New Delhi: There is some good news and bad news for smokers. A new study published in the New England Medical Journal has found that if you smoke, you are likely to lose 10 years of life. But if you quit smoking at 40, you are likely to gain those years back.
The study has found that those who quit smoking by the age of 40, can reverse up to 90 per cent of the damage and live almost as long as people who never smoked.
One of the authors of the study, Dr Prabhat Jha, said, "That's not to say, however, that it is safe to smoke till you are 40 and then stop. Former smokers still have a greater risk of dying sooner than people who never smoked. We have to focus on getting people to quit smoking."

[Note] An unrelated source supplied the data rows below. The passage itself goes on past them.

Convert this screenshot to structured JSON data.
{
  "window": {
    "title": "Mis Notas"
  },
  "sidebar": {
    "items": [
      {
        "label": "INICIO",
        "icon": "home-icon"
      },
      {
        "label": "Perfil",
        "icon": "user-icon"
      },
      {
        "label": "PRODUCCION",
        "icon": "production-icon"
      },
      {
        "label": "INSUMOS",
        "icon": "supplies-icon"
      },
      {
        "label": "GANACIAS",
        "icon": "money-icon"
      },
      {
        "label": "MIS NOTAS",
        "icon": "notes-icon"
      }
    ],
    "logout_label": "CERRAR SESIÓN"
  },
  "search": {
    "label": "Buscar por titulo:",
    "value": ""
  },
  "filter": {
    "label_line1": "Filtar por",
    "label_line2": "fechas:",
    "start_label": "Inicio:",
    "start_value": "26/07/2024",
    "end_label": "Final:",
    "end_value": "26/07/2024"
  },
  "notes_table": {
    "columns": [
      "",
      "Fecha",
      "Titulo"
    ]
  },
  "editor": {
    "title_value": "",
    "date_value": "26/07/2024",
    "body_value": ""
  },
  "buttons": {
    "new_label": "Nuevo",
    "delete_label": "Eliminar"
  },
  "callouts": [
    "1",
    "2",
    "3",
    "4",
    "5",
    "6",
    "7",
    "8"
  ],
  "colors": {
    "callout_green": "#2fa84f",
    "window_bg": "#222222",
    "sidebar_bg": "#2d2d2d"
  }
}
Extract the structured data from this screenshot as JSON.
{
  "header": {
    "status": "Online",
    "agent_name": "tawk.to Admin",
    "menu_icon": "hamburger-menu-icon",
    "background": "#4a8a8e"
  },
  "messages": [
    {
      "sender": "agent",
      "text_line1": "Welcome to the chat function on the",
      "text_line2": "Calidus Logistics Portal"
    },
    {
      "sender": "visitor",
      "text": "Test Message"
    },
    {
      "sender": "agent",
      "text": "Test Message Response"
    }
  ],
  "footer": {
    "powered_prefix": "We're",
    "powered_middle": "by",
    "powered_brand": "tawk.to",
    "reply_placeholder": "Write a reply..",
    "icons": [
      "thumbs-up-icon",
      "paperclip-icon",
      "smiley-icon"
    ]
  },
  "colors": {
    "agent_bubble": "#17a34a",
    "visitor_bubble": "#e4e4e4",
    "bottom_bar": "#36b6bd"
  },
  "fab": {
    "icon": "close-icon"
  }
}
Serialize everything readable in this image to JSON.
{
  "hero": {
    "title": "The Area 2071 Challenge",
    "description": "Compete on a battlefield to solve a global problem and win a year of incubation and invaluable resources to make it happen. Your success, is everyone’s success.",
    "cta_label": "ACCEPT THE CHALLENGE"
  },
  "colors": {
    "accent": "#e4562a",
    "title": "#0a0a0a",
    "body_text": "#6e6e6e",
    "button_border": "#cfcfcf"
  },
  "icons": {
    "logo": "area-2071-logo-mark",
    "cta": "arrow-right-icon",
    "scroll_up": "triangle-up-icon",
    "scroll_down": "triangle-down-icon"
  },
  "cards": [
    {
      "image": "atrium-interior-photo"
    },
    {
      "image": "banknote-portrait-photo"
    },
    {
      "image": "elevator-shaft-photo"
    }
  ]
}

The study surveyed more than 2 lakh people in the US. It found that smokers are about three times more likely to die between the ages of 26 to 79. Adults who quit smoking at 25 to 34, 35 to 44, or 45 to 54 years of age gained about 10, 9, and 6 years of life, respectively, as compared with those who continued to smoke.
Although not the first of its kind, this study underlines the need for more measures to encourage smokers to quit. Smoking is the biggest cause of heart disease, respiratory issues and lung cancers in India. More than 70 million Indians are at the risk of smoking deaths in the next 50 years.
In a country that has at least 111 million smokers, only 42 districts have a district programme that offers what experts call cessation support, to help people quit.
Dr Dhirendra Sinha, Regional Advisor, Surveillance (Tobacco control), WHO, said, "There's a need to sensitise medical professionals. We have seen that if doctors and paramedical staff are trained for cessation counselling the rate of cessation goes up twice."